Les communautés autochtones ont fait preuve d’une résistance et d’une résilience extraordinaires face aux traumatismes, aux mauvais traitements et à l’exploitation. Les défis à relever sont immenses, mais la revitalisation des cultures et des langues autochtones est possible et nécessaire. Elle est d’ailleurs un droit reconnu dans la Déclaration des Nations Unies sur les droits des peuples autochtones :

Article 11 : Les peuples autochtones ont le droit d’observer et de revivifier leurs traditions culturelles et leurs coutumes. Ils ont notamment le droit de conserver, de protéger et de développer les manifestations passées, présentes et futures de leur culture, telles que les sites archéologiques et historiques, l’artisanat, les dessins et modèles, les rites, les techniques, les arts visuels et du spectacle et la littérature.

Les États doivent accorder réparation par le biais de mécanismes efficaces — qui peuvent comprendre la restitution — mis au point en concertation avec les peuples autochtones, en ce qui concerne les biens culturels, intellectuels, religieux et spirituels qui leur ont été pris sans leur consentement préalable, donné librement et en connaissance de cause, ou en violation de leurs lois, traditions et coutumes.

[…]

Article 13 : Les peuples autochtones ont le droit de revivifier, d’utiliser, de développer et de transmettre aux générations futures leur histoire, leur langue, leurs traditions orales, leur philosophie, leur système d’écriture et leur littérature, ainsi que de choisir et de conserver leurs propres noms pour les communautés, les lieux et les personnes.

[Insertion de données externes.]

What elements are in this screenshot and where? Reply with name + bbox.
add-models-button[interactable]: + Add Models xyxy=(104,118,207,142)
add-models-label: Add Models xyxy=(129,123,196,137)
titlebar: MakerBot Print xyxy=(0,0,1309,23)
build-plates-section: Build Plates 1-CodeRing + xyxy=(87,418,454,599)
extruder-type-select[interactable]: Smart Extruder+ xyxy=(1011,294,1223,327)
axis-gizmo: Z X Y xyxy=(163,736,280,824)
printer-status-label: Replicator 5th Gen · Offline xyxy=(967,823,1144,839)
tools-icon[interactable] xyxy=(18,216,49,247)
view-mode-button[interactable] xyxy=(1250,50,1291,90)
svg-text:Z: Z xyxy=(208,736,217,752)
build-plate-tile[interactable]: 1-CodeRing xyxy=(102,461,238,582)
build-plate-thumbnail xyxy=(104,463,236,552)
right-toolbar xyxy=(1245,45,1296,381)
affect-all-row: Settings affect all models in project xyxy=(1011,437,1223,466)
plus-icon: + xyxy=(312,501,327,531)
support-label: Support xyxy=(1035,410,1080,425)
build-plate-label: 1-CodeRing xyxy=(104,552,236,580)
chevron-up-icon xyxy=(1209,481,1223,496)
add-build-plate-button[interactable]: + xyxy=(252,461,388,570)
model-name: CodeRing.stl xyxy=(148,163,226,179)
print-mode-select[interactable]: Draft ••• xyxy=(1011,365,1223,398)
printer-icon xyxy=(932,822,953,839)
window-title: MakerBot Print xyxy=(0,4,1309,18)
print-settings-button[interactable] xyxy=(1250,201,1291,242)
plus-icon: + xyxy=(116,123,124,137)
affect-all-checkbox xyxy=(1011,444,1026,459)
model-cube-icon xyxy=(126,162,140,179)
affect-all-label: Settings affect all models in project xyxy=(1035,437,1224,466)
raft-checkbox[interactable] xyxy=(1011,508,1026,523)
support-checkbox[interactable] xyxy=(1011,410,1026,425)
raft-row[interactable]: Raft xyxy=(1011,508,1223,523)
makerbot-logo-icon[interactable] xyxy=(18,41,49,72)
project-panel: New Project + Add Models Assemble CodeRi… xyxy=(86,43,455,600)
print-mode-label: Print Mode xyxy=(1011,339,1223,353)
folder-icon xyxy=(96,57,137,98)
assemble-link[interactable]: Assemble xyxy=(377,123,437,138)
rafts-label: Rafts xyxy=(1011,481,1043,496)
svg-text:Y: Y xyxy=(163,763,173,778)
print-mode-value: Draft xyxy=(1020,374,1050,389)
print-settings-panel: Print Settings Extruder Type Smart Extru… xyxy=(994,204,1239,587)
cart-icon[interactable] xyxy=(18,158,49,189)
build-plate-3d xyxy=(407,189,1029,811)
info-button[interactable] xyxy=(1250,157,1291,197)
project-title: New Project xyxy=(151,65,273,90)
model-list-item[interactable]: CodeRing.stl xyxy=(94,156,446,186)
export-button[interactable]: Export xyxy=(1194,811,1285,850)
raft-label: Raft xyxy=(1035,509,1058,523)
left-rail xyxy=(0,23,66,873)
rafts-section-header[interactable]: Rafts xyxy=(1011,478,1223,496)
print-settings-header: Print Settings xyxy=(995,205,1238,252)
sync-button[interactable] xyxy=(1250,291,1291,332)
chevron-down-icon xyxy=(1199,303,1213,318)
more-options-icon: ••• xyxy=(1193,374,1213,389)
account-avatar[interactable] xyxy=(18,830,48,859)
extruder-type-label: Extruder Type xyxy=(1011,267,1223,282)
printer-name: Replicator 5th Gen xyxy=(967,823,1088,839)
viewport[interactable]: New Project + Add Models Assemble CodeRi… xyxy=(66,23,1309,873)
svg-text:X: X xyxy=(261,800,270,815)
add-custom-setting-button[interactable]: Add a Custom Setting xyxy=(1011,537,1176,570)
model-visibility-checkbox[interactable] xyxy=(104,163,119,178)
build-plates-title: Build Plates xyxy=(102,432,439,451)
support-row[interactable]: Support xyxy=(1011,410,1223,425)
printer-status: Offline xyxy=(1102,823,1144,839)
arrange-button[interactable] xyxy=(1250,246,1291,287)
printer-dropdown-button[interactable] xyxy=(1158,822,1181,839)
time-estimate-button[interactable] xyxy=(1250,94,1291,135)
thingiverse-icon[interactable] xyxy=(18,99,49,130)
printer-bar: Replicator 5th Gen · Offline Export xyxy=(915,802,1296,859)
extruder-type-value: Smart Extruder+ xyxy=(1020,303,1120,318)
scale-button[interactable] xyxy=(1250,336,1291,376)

Les États prennent des mesures efficaces pour protéger ce droit et faire en sorte que les peuples autochtones puissent comprendre et être compris dans les procédures politiques, juridiques et administratives, en fournissant, si nécessaire, des services d’interprétation ou d’autres moyens appropriés.

[…]

Article 15 : Les peuples autochtones ont droit à ce que l’enseignement et les moyens d’information reflètent fidèlement la dignité et la diversité de leurs cultures, de leurs traditions, de leur histoire et de leurs aspirations.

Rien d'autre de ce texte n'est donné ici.